One of the reasons why such a modest number of psychologists is graduated from universities is that, given the introductory nature of most general level Psychology courses at university, most people ‘don’t get it’ – they don’t understand how a science of Psychology works or is possible. And they tend, therefore, to imagine that Psychology involves the exercise of personal reason or logic and the application of personal experience and philosophy.
Retiring Retirees
Another reason why few psychologists are graduated is that Psychology is the most expensive profession in which to educate people. Does that surprise you? In order to become a psychologist you usually have first to obtain the highest academic degree – the Ph.D., or Doctorate of Philosophy – the degree university professors usually have to have. That takes an average of 9 years at university, with a range from 7 to 14 years. (By way of comparison, medicine and law require only 5 to 6 years at university.) After that you have to serve at least a year of internship under supervision, followed by written and oral exams which you must pass before you can be licensed to practice Psychology. Then, if you want to become a specialist, in the usual instance, it is expected that you will work under supervision in the type of specialty work you plan to do for about five more years, often followed by further exams.

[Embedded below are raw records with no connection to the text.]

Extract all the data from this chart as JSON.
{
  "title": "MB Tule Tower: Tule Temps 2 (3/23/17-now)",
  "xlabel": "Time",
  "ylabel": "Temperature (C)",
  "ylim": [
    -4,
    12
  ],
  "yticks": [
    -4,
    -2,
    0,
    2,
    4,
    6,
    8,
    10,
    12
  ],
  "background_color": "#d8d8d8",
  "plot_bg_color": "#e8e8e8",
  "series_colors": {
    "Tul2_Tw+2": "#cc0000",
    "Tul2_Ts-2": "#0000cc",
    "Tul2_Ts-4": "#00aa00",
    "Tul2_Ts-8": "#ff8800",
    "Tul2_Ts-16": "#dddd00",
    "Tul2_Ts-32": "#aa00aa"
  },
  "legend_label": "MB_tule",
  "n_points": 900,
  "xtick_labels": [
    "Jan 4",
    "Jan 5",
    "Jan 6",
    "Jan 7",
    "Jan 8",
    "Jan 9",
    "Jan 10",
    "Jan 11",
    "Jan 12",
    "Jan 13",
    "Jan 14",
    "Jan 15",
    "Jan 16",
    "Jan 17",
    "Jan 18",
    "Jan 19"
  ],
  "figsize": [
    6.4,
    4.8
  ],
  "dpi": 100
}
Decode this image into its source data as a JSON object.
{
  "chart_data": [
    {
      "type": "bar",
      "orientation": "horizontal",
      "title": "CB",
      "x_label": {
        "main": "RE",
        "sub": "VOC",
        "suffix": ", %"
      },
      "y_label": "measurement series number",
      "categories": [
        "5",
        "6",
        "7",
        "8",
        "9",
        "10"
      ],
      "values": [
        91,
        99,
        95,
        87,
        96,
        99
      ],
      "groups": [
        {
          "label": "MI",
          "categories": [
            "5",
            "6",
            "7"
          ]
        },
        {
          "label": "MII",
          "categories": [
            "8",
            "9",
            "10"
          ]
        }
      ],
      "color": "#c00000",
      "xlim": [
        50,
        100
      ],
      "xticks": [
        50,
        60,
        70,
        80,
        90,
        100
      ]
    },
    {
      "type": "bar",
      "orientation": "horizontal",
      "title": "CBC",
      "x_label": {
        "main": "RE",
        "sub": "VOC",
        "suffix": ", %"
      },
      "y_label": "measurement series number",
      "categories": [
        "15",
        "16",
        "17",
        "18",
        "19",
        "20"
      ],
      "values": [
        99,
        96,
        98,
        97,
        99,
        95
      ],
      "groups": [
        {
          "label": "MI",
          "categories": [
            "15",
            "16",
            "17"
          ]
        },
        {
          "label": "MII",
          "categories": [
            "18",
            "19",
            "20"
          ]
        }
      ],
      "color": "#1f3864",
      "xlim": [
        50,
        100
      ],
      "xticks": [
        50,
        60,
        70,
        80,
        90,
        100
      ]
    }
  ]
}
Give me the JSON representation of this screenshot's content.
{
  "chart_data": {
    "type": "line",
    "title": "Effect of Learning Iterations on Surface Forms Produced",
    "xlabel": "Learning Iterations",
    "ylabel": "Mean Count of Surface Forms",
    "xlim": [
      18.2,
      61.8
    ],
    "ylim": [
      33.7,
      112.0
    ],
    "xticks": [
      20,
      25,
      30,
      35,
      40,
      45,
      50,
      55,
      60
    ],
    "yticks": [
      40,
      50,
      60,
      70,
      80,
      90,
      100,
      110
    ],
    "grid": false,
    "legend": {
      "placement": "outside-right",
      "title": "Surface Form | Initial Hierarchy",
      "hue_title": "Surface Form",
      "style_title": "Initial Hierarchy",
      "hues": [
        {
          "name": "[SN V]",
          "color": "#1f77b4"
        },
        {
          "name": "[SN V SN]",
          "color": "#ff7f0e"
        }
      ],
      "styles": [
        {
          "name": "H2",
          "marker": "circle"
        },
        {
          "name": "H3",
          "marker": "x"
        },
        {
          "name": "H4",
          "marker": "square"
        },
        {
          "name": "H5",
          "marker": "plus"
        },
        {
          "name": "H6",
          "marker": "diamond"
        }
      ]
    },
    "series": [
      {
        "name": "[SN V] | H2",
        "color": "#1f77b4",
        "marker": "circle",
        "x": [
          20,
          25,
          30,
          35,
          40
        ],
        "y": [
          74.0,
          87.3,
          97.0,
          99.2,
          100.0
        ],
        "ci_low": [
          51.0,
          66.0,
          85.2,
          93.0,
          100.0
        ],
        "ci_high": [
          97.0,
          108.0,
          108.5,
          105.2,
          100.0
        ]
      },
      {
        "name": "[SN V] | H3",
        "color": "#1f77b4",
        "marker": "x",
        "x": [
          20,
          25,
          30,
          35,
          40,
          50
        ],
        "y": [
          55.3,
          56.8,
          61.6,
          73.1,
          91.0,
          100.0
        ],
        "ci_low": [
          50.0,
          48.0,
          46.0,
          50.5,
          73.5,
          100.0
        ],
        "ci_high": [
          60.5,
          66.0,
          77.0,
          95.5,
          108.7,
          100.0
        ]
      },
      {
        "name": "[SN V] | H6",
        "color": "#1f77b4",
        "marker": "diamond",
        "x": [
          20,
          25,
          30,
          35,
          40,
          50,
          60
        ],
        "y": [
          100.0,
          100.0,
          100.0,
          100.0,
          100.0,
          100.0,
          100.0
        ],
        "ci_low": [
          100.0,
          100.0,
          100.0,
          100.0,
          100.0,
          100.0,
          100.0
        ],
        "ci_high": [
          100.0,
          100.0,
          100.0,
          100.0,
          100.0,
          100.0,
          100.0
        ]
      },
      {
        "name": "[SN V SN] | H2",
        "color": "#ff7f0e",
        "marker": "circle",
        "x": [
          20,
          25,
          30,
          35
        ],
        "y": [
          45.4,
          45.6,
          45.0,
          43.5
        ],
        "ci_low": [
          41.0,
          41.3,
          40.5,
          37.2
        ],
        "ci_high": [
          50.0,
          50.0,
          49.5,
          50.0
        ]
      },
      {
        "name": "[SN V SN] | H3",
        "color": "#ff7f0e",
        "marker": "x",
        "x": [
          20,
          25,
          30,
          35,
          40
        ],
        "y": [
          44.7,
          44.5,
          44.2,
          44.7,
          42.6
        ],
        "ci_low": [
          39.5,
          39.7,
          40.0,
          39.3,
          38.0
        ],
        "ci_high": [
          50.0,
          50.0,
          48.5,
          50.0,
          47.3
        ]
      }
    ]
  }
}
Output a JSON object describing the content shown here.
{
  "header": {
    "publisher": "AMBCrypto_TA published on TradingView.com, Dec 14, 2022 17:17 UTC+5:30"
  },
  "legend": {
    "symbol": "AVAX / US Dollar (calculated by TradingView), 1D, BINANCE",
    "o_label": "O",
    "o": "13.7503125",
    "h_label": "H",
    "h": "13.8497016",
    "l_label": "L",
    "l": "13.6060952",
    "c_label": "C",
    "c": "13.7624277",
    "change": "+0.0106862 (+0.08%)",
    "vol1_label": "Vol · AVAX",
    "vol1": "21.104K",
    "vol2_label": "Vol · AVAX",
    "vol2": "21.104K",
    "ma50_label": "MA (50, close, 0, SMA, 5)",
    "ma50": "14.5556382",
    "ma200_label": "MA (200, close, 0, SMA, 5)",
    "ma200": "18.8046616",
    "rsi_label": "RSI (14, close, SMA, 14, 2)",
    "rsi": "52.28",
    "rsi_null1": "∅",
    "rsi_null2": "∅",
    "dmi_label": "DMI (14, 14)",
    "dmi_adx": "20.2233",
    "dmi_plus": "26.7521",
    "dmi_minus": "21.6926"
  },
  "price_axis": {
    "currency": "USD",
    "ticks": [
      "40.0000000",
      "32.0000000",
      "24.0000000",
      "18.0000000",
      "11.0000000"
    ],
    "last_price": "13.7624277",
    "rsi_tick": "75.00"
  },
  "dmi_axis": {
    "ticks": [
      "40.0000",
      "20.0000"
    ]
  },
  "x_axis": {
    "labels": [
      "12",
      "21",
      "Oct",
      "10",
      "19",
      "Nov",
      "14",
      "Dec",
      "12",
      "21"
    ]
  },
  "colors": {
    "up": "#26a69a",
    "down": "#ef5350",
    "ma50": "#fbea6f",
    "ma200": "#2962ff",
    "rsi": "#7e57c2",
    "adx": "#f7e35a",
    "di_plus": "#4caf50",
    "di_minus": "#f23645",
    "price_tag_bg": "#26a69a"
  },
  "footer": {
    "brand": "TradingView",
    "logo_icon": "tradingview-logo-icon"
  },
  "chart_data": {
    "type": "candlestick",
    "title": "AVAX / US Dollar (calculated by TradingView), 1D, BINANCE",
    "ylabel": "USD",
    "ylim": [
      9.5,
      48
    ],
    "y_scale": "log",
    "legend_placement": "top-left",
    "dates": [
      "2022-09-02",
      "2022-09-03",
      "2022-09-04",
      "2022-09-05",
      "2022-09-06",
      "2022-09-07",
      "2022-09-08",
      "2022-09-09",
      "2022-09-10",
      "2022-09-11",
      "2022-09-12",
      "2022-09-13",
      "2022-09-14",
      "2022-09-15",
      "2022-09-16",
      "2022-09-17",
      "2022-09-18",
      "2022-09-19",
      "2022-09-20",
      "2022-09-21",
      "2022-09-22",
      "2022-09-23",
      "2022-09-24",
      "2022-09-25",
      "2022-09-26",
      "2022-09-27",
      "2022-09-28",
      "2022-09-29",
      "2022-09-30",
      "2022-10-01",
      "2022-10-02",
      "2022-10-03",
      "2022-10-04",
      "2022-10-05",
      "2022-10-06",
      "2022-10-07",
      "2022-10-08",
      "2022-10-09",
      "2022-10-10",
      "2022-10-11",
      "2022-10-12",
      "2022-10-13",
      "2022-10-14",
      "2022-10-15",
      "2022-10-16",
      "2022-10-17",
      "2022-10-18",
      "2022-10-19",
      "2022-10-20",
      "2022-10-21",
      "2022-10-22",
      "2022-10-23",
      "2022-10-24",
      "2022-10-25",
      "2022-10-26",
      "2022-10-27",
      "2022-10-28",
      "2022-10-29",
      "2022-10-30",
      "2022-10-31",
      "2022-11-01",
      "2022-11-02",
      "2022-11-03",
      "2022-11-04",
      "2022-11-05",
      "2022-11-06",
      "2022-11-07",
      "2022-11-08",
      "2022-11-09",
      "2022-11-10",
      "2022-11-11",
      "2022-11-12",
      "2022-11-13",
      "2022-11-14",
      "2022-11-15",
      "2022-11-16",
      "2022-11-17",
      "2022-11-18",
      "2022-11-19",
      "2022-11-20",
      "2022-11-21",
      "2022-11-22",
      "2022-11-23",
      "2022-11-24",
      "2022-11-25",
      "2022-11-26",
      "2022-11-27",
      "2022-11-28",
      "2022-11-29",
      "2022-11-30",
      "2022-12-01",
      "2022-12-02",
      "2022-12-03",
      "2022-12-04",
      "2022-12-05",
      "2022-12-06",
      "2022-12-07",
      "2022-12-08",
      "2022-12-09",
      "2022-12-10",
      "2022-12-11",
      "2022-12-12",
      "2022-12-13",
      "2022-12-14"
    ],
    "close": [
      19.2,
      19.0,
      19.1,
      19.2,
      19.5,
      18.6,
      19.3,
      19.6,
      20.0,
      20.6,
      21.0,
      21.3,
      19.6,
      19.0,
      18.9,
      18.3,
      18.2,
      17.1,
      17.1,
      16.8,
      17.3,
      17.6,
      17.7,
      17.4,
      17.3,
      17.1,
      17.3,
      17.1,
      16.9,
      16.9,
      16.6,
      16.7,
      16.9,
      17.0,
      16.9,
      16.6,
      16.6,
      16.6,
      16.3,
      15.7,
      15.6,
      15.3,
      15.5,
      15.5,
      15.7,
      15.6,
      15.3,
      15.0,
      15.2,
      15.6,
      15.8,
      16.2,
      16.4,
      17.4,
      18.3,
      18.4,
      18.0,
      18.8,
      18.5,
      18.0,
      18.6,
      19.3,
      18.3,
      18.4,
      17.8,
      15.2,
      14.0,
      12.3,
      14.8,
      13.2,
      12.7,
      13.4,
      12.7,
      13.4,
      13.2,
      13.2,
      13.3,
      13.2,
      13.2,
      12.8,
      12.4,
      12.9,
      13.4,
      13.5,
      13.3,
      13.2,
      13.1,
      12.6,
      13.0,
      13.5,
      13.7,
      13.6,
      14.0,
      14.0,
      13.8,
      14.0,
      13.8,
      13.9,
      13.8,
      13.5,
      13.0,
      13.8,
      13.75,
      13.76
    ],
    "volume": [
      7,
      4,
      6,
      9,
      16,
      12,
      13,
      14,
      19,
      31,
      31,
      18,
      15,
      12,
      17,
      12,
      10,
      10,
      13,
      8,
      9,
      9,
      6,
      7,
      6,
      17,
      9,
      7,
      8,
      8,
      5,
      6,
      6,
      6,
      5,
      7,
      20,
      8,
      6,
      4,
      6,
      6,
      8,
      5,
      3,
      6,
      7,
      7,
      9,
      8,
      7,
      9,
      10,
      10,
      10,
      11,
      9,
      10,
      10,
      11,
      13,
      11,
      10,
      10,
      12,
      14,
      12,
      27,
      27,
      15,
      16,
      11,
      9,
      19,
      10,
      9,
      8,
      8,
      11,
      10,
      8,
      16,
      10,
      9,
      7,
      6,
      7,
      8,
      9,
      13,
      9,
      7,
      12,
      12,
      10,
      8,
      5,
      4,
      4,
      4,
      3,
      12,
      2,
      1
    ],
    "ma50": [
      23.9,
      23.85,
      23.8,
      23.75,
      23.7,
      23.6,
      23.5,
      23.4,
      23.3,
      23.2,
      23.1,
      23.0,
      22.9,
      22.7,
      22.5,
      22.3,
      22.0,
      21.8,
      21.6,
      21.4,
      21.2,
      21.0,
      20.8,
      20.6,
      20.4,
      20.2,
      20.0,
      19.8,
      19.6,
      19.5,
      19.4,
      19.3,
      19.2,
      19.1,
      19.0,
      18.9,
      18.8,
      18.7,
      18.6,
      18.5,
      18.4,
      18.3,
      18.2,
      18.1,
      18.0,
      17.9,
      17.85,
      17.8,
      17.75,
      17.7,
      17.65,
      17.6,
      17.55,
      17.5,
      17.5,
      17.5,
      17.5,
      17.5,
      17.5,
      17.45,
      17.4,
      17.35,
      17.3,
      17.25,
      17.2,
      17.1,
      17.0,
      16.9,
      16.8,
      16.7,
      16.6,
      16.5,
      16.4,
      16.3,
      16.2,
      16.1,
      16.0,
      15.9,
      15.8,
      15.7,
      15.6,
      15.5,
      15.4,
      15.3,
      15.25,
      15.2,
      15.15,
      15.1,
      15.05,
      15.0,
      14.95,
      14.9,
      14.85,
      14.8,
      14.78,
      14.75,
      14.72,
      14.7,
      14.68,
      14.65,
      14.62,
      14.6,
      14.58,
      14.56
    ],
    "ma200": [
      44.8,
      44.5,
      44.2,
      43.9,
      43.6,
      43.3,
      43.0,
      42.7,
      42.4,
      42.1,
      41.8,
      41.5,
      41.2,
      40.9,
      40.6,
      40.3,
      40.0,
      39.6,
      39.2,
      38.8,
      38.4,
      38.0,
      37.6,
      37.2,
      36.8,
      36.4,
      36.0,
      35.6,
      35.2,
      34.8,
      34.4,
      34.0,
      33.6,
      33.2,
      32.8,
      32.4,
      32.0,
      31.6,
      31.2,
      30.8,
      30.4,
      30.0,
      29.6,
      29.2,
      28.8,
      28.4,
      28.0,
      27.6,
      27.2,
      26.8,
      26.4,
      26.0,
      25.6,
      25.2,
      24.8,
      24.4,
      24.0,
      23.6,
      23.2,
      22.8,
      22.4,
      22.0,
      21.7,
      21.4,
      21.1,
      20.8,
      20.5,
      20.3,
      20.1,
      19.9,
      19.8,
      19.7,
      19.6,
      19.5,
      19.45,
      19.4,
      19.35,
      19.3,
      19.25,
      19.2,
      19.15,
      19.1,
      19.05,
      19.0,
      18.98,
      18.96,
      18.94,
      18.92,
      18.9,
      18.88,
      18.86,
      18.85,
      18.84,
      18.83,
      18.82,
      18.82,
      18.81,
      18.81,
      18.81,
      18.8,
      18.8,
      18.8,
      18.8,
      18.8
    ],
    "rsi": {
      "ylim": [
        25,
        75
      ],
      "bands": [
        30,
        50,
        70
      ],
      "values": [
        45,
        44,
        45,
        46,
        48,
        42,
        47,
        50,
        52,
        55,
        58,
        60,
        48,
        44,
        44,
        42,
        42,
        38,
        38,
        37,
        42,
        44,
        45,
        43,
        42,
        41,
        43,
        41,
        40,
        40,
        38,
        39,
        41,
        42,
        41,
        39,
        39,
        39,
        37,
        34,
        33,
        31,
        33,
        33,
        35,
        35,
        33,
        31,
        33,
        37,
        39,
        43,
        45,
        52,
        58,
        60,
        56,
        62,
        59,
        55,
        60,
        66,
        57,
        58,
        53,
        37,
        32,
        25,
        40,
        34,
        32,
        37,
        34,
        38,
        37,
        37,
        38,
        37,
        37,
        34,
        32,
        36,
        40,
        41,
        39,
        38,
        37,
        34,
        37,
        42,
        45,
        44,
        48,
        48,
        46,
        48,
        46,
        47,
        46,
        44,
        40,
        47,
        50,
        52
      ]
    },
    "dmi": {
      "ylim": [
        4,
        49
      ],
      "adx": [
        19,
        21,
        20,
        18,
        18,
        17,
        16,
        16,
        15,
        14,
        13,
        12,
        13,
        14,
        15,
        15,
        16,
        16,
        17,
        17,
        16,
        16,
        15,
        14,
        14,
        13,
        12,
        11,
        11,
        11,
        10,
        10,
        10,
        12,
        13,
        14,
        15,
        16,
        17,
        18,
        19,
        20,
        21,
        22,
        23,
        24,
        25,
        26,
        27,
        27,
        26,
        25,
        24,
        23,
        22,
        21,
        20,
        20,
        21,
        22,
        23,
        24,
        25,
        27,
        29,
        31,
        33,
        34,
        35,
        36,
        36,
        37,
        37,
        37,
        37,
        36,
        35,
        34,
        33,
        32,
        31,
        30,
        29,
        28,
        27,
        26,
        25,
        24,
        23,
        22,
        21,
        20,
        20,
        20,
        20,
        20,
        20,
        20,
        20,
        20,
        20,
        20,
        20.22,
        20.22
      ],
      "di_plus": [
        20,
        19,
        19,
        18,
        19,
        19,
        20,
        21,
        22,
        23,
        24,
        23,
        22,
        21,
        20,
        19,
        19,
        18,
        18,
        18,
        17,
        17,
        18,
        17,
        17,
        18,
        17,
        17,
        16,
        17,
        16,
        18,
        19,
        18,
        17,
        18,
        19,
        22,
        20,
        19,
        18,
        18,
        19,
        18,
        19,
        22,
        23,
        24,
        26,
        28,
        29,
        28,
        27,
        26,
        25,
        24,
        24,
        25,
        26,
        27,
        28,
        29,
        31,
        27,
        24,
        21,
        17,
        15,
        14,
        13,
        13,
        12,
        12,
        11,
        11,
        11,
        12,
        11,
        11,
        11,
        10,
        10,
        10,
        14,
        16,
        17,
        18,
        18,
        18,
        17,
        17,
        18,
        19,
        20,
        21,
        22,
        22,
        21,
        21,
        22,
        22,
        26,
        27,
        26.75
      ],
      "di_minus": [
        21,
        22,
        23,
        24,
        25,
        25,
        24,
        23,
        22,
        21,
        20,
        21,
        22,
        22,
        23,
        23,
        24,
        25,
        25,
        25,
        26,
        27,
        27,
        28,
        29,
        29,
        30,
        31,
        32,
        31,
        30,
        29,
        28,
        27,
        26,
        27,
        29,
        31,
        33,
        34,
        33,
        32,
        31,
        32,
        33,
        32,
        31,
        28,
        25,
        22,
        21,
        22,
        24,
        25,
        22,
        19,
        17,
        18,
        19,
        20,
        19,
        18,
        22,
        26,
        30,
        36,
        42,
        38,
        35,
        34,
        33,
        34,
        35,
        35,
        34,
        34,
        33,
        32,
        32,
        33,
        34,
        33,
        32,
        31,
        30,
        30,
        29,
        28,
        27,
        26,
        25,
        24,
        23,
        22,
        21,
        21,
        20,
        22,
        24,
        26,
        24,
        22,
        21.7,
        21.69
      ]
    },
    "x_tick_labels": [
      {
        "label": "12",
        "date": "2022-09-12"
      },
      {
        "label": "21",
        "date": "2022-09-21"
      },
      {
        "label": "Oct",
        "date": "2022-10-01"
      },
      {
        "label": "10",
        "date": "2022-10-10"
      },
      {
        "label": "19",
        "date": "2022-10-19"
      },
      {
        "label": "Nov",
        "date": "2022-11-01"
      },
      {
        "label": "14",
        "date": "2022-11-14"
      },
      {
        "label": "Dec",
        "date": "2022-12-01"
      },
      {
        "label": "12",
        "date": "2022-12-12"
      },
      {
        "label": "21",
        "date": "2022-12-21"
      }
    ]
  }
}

By the time you have completed all this, you are almost ready to retire. But you can’t afford it yet. You see, you first have to pay off the debts you have accumulated during the years of university. Meanwhile you have to build up a suitable retirement fund. But these two tasks are not as easy as you might think. You see, psychologists are one of the lowest paid of the professions, even although they function as one of the half-dozen professions practising absolutely independently – that means there is no other type of profession in the area which is better-trained to assume the responsibilities of independent practice.